Entering new credit card details fails repeatedly claiming the card number doesn't match the card type. I retry repeatedly, checking the numbers and card type carefully. No Joy. Fail 3.

There is no option to remove the old card numbers, despite payment being by direct debit (which is up to date). Fail 4.

I phone their tech-support line, and to be fair on plus.net the guy at the over end of the phone is very helpful and submits a ticket and attempts to remove the invalid cards.

I get a text message telling me the ticket has been updated, but the message is to big to send by text message. I brave the somewaht slowed website to read the message, which asks us to connect the modem directly to the Master Test Socket, and I attempt to reply that we have the older design master socket that doesn't have a test socket, and that the modem is already plugged into the test socket, return to Fail 2.

It's almost like they want to lose customers to Virgin/NTL cable.

I used to recommend plus.net on the strength of their telephone support after bad experiences buying direct from BT (formerly the nationalised entity British Telecom, now privatised, incompetent and main purveyor of wholesale ASDL in the uk.) When I was with plus.net in Leeds we had endless trouble with the ancient copper 'last mile', as every fault report got passed on to BT, who passed it back insisting it was plus.net's fault and round and round again until we got fed up and went with NTL. For the record, the essence of that fault report was "we lose our ASDL internet connection every time the wind gusts above a stiff breeze, and there is an audible crackling noise on the phone line. If it's ecxeptionally windy phone calls are sometimes interrupted. The same thing happens to everyone else on the street who has a suspened phone cable, the newer houses at the end of the street with an underground cable don't seem to be affected," If that isn't a sign of damage to the copper cable suspended between the house and telegraph pole, I don't know what is.

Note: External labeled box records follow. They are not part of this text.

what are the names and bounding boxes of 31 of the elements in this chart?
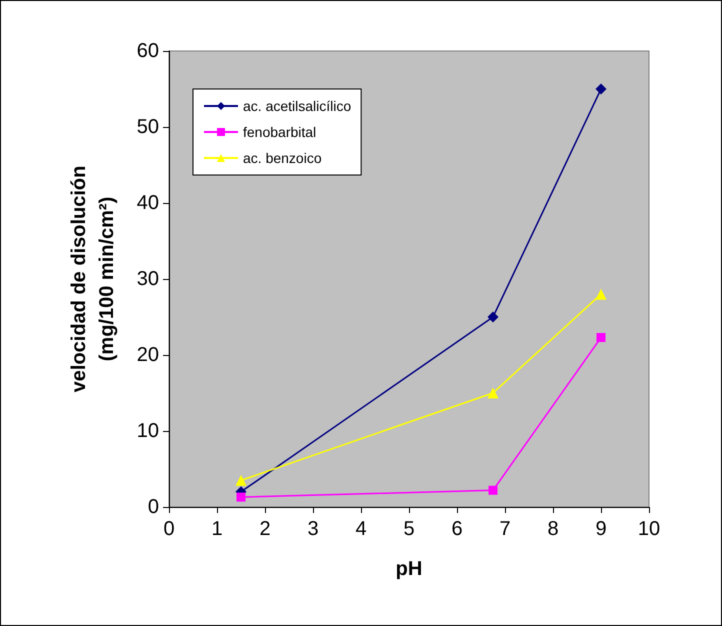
- y-tick-label: 10: [136, 420, 159, 442]
- y-axis-title: velocidad de disolución (mg/100 min/cm²): [68, 166, 118, 392]
- legend-label: fenobarbital: [243, 124, 316, 140]
- y-tick-label: 50: [136, 116, 159, 138]
- x-tick-label: 2: [259, 518, 271, 540]
- point: [236, 474, 246, 486]
- point: [236, 492, 246, 502]
- x-axis-title: pH: [396, 558, 422, 580]
- y-tick-label: 20: [136, 344, 159, 366]
- x-tick-label: 10: [638, 518, 660, 540]
- x-tick-label: 0: [163, 518, 175, 540]
- x-tick-label: 3: [307, 518, 319, 540]
- point: [596, 333, 606, 342]
- x-tick-label: 5: [403, 518, 415, 540]
- x-tick-label: 1: [211, 518, 223, 540]
- y-tick-label: 30: [136, 268, 159, 290]
- x-tick-label: 4: [355, 518, 367, 540]
- point: [596, 84, 606, 94]
- y-tick-label: 60: [136, 40, 159, 62]
- x-tick-label: 7: [499, 518, 511, 540]
- point: [596, 288, 606, 300]
- x-tick-label: 9: [595, 518, 607, 540]
- legend-label: ac. acetilsalicílico: [243, 98, 352, 114]
- point: [488, 312, 498, 322]
- y-tick-label: 40: [136, 192, 159, 214]
- point: [488, 486, 498, 495]
- x-tick-label: 8: [547, 518, 559, 540]
- y-tick-label: 0: [148, 496, 159, 518]
- x-tick-label: 6: [451, 518, 463, 540]
- legend-label: ac. benzoico: [243, 150, 322, 166]
- point: [488, 388, 498, 398]
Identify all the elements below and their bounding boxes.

BT bought Plus.net in 2007, and have been serving even more Epic Fail than before the sale. Entertainingly I still get spam from an email forward set up on an account that hasn't existed for several years.

I continue to reccommend Virgin/NTL as their cable infrastructure actually works. Their less than competent billing system and support staff is less of an issue as they either forget to charge you, or the phone support staff get confused and send an engineer.